Solving Regularized Exp, Cosh and Sinh Regression Problems
Zhihang Li, Zhao Song, Tianyi Zhou
TL;DR
The paper addresses the efficiency of solving regularized exponential regression problems motivated by attention in large language models. By proving convexity and Lipschitz properties for the regualrized loss with $f\in\{\exp,\cosh,\sinh\}$, it lays a foundation for a fast inexact Newton method. The authors propose a randomized, input-sparsity-time algorithm with iteration complexity $O(\log(\|x_0-x^*\|_2/\epsilon))$ and per-iteration cost $\widetilde{O}(\mathrm{nnz}(A)+d^{\omega})$, achieving high-probability convergence to $x^*$ within error $\epsilon$. This approach offers a theoretically grounded, scalable path to solving attention-inspired regression problems in sparse regimes, with potential impact on efficiency of attention computations in practice.
Abstract
In modern machine learning, attention computation is a fundamental task for training large language models such as Transformer, GPT-4 and ChatGPT. In this work, we study exponential regression problem which is inspired by the softmax/exp unit in the attention mechanism in large language models.
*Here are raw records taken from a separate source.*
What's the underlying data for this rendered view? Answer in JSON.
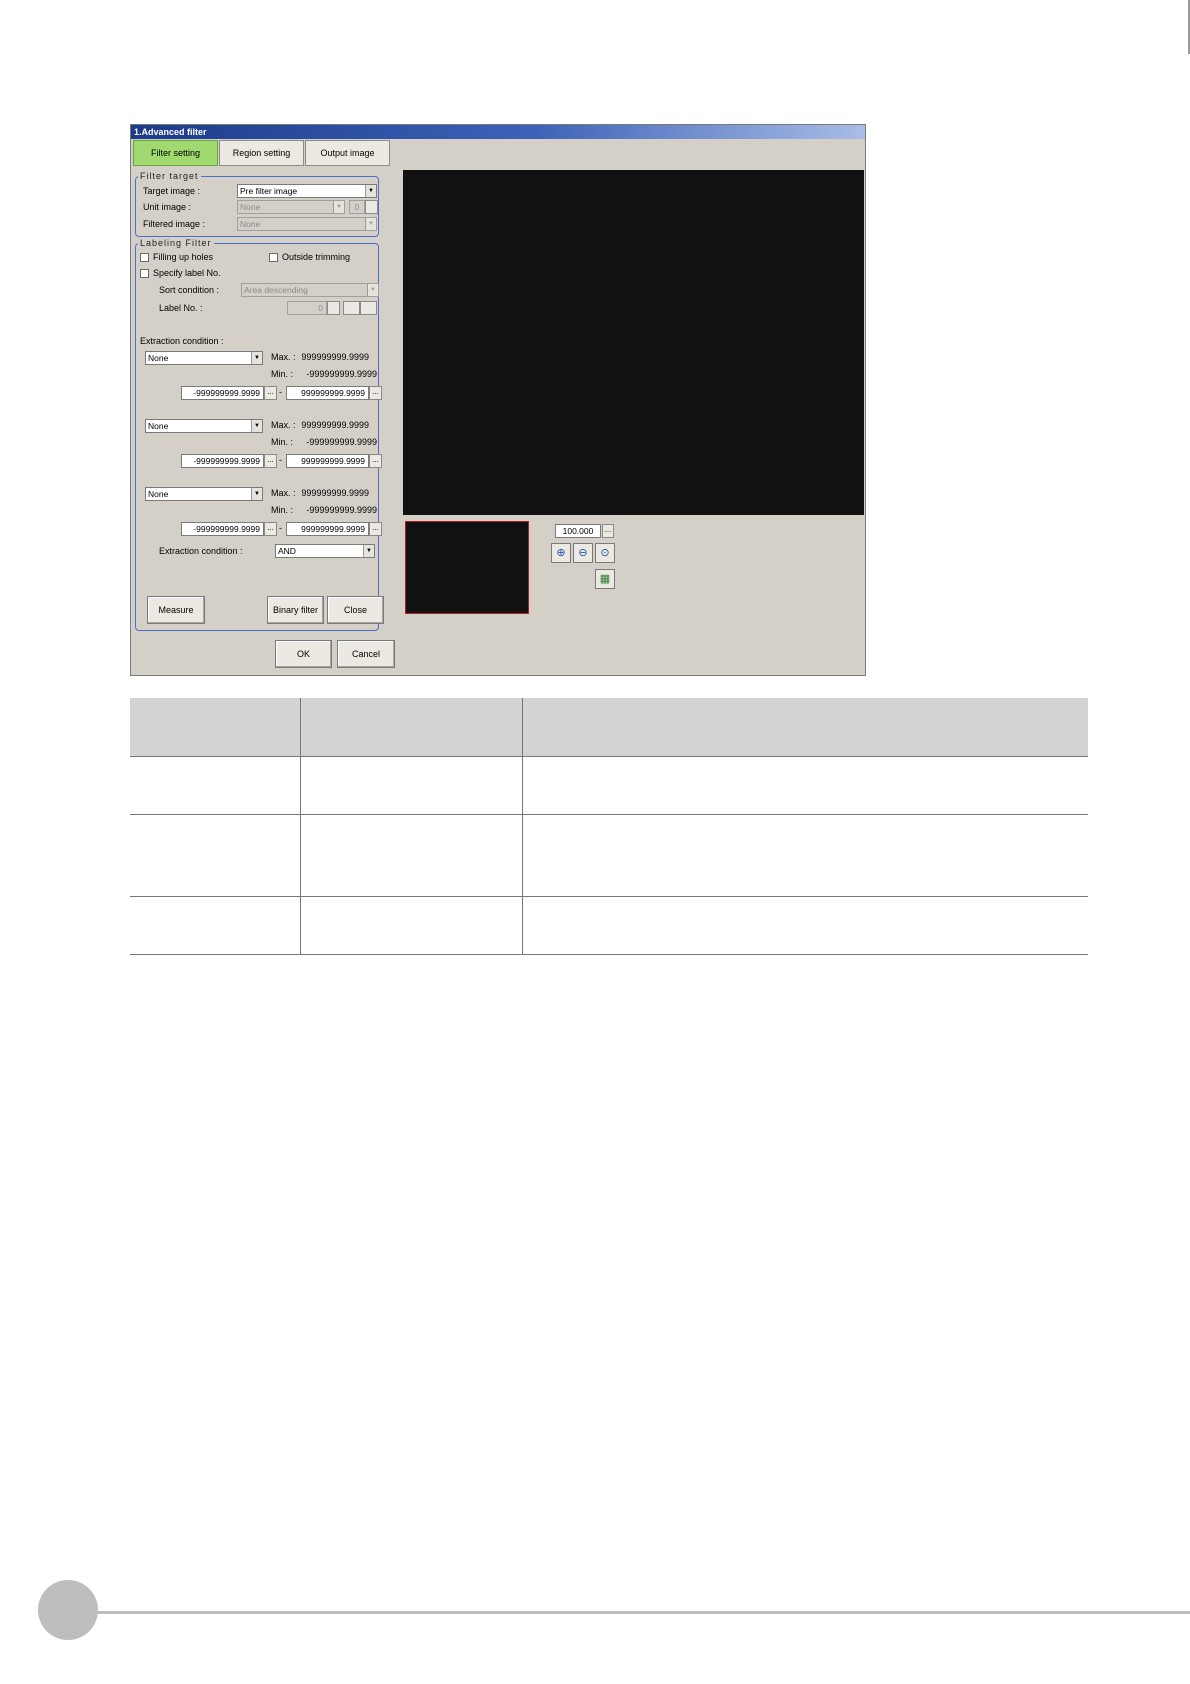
{
  "dialog": {
    "title": "1.Advanced filter",
    "tabs": [
      "Filter setting",
      "Region setting",
      "Output image"
    ],
    "active_tab": "Filter setting"
  },
  "filter_target": {
    "legend": "Filter target",
    "target_image_label": "Target image :",
    "target_image_value": "Pre filter image",
    "unit_image_label": "Unit image :",
    "unit_image_value": "None",
    "unit_image_index": "0",
    "filtered_image_label": "Filtered image :",
    "filtered_image_value": "None"
  },
  "labeling_filter": {
    "legend": "Labeling Filter",
    "filling_up_holes": "Filling up holes",
    "outside_trimming": "Outside trimming",
    "specify_label_no": "Specify label No.",
    "sort_condition_label": "Sort condition :",
    "sort_condition_value": "Area descending",
    "label_no_label": "Label No. :",
    "label_no_value": "0",
    "extraction_condition_heading": "Extraction condition :",
    "conditions": [
      {
        "item": "None",
        "max_label": "Max. :",
        "max_value": "999999999.9999",
        "min_label": "Min. :",
        "min_value": "-999999999.9999",
        "lower": "-999999999.9999",
        "upper": "999999999.9999"
      },
      {
        "item": "None",
        "max_label": "Max. :",
        "max_value": "999999999.9999",
        "min_label": "Min. :",
        "min_value": "-999999999.9999",
        "lower": "-999999999.9999",
        "upper": "999999999.9999"
      },
      {
        "item": "None",
        "max_label": "Max. :",
        "max_value": "999999999.9999",
        "min_label": "Min. :",
        "min_value": "-999999999.9999",
        "lower": "-999999999.9999",
        "upper": "999999999.9999"
      }
    ],
    "range_dash": "-",
    "extraction_logic_label": "Extraction condition :",
    "extraction_logic_value": "AND",
    "measure_button": "Measure",
    "binary_filter_button": "Binary filter",
    "close_button": "Close"
  },
  "footer_buttons": {
    "ok": "OK",
    "cancel": "Cancel"
  },
  "viewer": {
    "zoom_value": "100.000",
    "ellipsis": "...",
    "tools": [
      "zoom-in-icon",
      "zoom-out-icon",
      "zoom-fit-icon",
      "display-switch-icon"
    ]
  },
  "colors": {
    "active_tab": "#9fd96f",
    "group_border": "#4a6fc9",
    "image_background": "#111111",
    "table_header": "#d3d3d3"
  }
}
The standard exponential regression is non-convex. We study the regularization version of exponential regression problem which is a convex problem. We use approximate newton method to solve in input sparsity time. Formally, in this problem, one is given matrix $A \in \mathbb{R}^{n \times d}$, $b \in \mathbb{R}^n$, $w \in \mathbb{R}^n$ and any of functions $\exp, \cosh$ and $\sinh$ denoted as $f$. The goal is to find the optimal $x$ that minimize $ 0.5 \| f(Ax) - b \|_2^2 + 0.5 \| \mathrm{diag}(w) A x \|_2^2$. The straightforward method is to use the naive Newton's method. Let $\mathrm{nnz}(A)$ denote the number of non-zeros entries in matrix $A$. Let $ω$ denote the exponent of matrix multiplication. Currently, $ω\approx 2.373$. Let $ε$ denote the accuracy error. In this paper, we make use of the input sparsity and purpose an algorithm that use $\log ( \|x_0 - x^*\|_2 / ε)$ iterations and $\widetilde{O}(\mathrm{nnz}(A) + d^ω )$ per iteration time to solve the problem.